Pierce patted his rifle. “Are we going to get to shoot this thing?”
“Suffering!” Seamus started scratching his hands. He felt stinging in his legs, then his back, and it spread to several parts of his body.
Wheelan laughed. “It’s just the sand fleas, boy. You’ll worry more about the fleas, the scorpions, Yellow Fever, the blasted heat, and Mexican bandits than you’ll do about any army.”
“I feel them too.” Pierce stood, scratching at his legs. Shots fired and they whipped past his head.
“Down, you fool.” Wheelan pulled Pierce to the ground.
Pierce fought back. “I’m going to let them have it.”

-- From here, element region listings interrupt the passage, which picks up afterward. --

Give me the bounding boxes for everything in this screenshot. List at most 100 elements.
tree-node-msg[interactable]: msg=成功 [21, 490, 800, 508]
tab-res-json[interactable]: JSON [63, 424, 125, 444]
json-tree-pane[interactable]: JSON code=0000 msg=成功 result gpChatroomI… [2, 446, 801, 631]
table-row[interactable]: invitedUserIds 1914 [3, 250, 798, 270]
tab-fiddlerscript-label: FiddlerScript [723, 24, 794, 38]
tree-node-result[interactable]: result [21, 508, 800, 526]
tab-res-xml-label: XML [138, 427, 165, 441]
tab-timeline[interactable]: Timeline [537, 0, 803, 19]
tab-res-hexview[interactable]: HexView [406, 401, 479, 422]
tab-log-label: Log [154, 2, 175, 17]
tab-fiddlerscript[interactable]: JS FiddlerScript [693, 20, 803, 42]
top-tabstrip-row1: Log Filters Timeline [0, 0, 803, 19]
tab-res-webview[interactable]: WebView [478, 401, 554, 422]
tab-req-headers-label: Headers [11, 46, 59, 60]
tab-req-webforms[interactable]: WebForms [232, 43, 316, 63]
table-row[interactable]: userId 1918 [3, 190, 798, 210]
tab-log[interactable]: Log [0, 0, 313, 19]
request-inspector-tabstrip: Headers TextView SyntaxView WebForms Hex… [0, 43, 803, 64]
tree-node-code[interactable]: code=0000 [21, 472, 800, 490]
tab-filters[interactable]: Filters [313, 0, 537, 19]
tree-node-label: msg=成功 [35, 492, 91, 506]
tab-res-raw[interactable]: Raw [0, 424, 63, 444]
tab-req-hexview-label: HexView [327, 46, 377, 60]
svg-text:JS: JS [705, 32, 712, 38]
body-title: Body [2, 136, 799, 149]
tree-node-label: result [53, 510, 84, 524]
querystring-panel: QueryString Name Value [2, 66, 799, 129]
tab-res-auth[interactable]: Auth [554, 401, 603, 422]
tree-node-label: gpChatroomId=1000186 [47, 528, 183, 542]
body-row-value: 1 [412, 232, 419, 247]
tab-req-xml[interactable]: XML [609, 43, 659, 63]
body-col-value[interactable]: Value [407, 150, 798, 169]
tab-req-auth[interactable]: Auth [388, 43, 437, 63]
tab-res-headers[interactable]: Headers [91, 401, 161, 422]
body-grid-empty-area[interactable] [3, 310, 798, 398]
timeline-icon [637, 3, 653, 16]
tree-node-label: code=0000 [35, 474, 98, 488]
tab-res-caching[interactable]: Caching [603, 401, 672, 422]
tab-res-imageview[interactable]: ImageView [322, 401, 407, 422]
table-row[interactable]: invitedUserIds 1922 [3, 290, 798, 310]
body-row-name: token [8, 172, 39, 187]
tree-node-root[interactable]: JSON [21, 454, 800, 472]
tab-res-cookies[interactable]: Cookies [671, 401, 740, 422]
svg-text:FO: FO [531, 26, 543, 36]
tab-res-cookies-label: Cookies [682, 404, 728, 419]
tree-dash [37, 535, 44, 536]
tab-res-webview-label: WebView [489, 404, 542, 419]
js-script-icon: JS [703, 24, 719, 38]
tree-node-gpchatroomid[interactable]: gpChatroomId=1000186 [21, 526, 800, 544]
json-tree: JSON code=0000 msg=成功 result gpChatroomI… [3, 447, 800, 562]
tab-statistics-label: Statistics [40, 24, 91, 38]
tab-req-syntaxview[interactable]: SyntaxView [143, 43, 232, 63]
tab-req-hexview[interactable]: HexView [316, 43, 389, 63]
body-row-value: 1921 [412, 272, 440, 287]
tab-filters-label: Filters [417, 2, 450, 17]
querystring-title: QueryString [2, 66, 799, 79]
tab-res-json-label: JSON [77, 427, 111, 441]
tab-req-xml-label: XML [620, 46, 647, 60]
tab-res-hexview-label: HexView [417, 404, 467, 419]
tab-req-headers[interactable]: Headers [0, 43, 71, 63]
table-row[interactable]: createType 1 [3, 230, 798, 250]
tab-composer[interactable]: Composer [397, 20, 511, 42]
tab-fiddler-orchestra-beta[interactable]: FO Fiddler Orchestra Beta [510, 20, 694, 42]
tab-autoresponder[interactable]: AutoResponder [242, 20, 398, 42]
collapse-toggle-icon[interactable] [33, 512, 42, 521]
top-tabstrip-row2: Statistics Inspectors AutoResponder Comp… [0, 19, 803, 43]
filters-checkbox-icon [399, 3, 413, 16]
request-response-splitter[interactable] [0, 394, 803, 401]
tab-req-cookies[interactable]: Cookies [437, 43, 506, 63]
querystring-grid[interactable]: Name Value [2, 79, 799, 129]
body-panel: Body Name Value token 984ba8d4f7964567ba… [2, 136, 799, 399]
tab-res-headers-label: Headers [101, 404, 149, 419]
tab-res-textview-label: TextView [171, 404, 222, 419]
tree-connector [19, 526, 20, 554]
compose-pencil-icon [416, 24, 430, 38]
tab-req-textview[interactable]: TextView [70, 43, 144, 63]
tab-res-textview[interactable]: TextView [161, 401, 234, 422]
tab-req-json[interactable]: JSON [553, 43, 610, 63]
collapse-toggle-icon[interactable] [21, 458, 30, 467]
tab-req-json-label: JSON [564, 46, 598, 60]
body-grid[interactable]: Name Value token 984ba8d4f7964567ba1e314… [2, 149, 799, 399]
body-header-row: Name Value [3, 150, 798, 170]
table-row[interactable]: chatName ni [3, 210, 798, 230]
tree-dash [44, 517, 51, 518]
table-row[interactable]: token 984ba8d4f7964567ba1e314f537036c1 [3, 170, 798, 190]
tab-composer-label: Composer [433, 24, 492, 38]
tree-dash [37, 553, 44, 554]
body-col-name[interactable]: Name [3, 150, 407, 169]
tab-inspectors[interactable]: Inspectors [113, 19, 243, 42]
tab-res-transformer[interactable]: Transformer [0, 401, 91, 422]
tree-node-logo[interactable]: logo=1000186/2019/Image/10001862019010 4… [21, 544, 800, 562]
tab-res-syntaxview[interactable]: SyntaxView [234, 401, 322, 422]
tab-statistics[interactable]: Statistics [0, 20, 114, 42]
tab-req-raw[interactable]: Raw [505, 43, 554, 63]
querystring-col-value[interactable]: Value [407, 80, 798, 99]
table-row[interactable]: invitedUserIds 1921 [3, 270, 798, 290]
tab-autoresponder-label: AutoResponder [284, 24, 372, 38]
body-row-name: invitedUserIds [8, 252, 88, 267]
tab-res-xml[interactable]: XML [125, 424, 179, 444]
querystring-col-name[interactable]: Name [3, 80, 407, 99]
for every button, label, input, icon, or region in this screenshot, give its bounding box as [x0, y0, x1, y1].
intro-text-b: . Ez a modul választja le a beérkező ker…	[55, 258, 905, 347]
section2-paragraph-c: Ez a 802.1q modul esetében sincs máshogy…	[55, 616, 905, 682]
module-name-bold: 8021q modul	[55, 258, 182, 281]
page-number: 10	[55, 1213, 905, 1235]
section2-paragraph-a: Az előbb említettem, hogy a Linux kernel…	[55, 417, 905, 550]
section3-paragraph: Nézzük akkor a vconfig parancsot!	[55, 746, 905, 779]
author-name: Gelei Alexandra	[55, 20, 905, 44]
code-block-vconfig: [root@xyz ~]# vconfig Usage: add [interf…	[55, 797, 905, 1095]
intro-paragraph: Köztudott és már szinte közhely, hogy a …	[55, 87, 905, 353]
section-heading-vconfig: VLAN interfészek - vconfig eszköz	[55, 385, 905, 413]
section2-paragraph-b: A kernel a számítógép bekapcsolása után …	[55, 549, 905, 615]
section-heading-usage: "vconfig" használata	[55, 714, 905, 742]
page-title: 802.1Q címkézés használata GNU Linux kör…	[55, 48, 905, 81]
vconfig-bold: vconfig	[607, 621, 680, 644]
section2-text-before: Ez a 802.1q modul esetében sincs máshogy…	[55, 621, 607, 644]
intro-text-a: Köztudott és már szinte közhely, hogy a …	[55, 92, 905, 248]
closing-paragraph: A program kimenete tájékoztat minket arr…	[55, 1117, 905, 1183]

But before he could stand, a mighty racket was sounded, and from the water the cannons of several dozen ships unleashed their arsenal into the belly of the Mexican fortress.
With each blast, Seamus cringed and dug himself deeper into the back of the dune. He wanted it to stop, as his head rung and his flesh tightened.
Yet, it didn’t cease. And in a few hours, they took shifts trying unsuccessfully to sleep.
The war raged on for several days, but this time it was the late winter storms creating the fury. The northers had swept down into Veracruz, and relentless winds whipped up the sands to the point where the entrenched soldiers could hardly see their own feet. Swarms of heavy rains would come and go, drenching the encampment and making impossible the plans to bring the heavy artillery ashore.
The return fire from the fortress had caused the ships to retreat out of cannon reach, which meant they would wait until the weather cleared before carrying on the assault. For Seamus it all added up to the most miserable cold he had ever experienced.